HepG2 cells were seeded into confocal dishes at a density of 2 × 105 cells/dish for 24 h. Subsequently, the cells were incubated with PBS, free Ce6, or TCCHA for 8 h. For the ROS assay, the cells were stained with 10 µM DCFH-DA for 30 min according to the manufacturer’s protocol. The cells in the NIR groups were irradiated with a 660 nm laser for 3 min at a power density of 0.5 W/cm2. CLSM was used to observe the cells. In addition, the cells were cultured under hypoxic condition for 12 h and then subjected to the same procedures as those described above to measure ROS levels. For the LPO assay, the cells were stained with 5 µM LPO fluorescent probe C11-BODIPY581/591 for 30 min and then detected via CLSM.

To examine the level of H2O2, the cells were treated with different concentrations of TCCHA (25–100 µg/mL) for 12 h. Afterwards, H2O2 levels were determined by using a fluorometric hydrogen peroxide assay kit.

Evaluation of hypoxia relief in Vitro

Immunofluorescence staining was performed to detect intracellular hypoxia relief. HepG2 cells were seeded into confocal dishes at a density of 2 × 105 cells/dish and cultured under hypoxic conditions for 12 h. Subsequently, the cells were treated with either 25–100 µg/mL TCCHA for 2 h. Afterwards, the cells were washed, fixed, and stained with anti-HIF-1α according to the manufacturer’s instructions. CLSM was used to visually observe and determine the level of cellular hypoxia relief. In addition, a hypoxia probe was used to evaluate the hypoxia relief ability of TCCHA according to the manufacturer’s instructions. CLSM was also employed to visually investigate the degree of cellular hypoxia.

In vivo animal study

Four- to five-week-old BALB/c mice were obtained from the Experimental Animal Center of Xi’an Jiaotong University. All animal experiments were conducted in accordance with protocols approved by the Animal Care and Use Committee of Xi’an Jiaotong University. All necessary ethical regulations were strictly adhered to during the experiments. To evaluate the antitumor effects of TCCHA nanoparticles on human hepatocellular carcinoma, a HepG2 tumor-bearing model was established. One hundred microliters of HepG2 cells (human hepatocellular carcinoma cell line) was subcutaneously injected (1 × 107 cells) into the right flank of each immunodeficient nude mouse. Tumor-bearing mice were treated when the tumor volume reached approximately 100 mm3. To further confirm the antitumor effects of TCCHA nanoparticles, an H22 tumor-bearing model was established. H22 tumor cells (a mouse hepatocellular carcinoma cell line) were injected subcutaneously (1 × 106 cells) into the right flanks of each immune-competent BALB/c mouse. The mice were treated when the tumor volume reached approximately 80 mm3. The in vivo antitumor experiment was conducted following the same steps as those for HepG2 tumor-bearing BALB/c nude mice. Furthermore, a lung metastatic Hepa1-6 tumor model was established. A tumor lung metastasis model was established through subcutaneous injection of 5 × 106 Hepa1-6 cells into the right flank and intravenous injection of 5 × 105 Hepa1-6 cells separately at day 7 and day 2 before the treatments for development of the primary and lung metastasis tumors, respectively. The mice were treated when the tumor volume reached approximately 100 mm3.

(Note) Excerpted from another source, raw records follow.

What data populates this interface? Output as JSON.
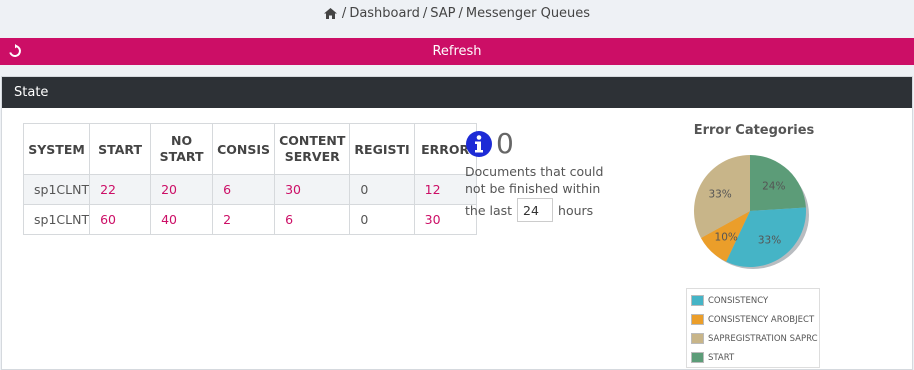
{
  "breadcrumb": {
    "items": [
      "Dashboard",
      "SAP",
      "Messenger Queues"
    ],
    "separator": "/"
  },
  "refresh": {
    "label": "Refresh"
  },
  "panel": {
    "title": "State"
  },
  "table": {
    "headers": [
      "SYSTEM",
      "START",
      "NO START",
      "CONSIS",
      "CONTENT SERVER",
      "REGISTI",
      "ERROR"
    ],
    "rows": [
      [
        "sp1CLNT",
        "22",
        "20",
        "6",
        "30",
        "0",
        "12"
      ],
      [
        "sp1CLNT",
        "60",
        "40",
        "2",
        "6",
        "0",
        "30"
      ]
    ]
  },
  "info": {
    "count": "0",
    "text": "Documents that could not be finished within",
    "prefix": "the last",
    "hours_value": "24",
    "suffix": "hours"
  },
  "chart_data": {
    "type": "pie",
    "title": "Error Categories",
    "labels": [
      "CONSISTENCY",
      "CONSISTENCY AROBJECT",
      "SAPREGISTRATION SAPRC",
      "START"
    ],
    "values": [
      33,
      10,
      33,
      24
    ],
    "colors": [
      "#45b4c6",
      "#eb9e2a",
      "#c8b589",
      "#5c9c78"
    ],
    "data_labels": [
      "33%",
      "10%",
      "33%",
      "24%"
    ],
    "legend_position": "bottom"
  }
}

In vivo fluorescence imaging and biodistribution

To trace the in vivo distribution of TCCHA, 100 µL of 5 mg/mL TCCHA suspension was intravenously injected into tumor-bearing mice. At predetermined time points, the mice were imaged on an IVIS Lumina imaging system. At the indicated time points, the mice were sacrificed, and major organs and tumors were collected for ex vivo fluorescence imaging.

The biodistributions of Cu2+ in major organs and tumors were assessed by ICP-MS, and the biodistributions of Ce6 and AL3818 were assessed by HPLC. For ICP-MS analysis, each tumor-bearing mouse was intravenously injected with 100 µL of 5 mg/mL TCCHA and then sacrificed at predetermined time intervals (n = 5 per time point). The tumors and main organs were collected, wet-weighed, lyophilized, and ground into powder. Subsequently, the powder samples were predigested with aqua regia overnight, completely digested in open vessels at 140 °C for 2 h, and then cooled to room temperature. Each solution was diluted with water to 10 mL for ICP-MS analysis. For HPLC analysis, the tumors and main organs were collected, wet-weighed, homogenized, extracted with chloroform, and analysed via HPLC.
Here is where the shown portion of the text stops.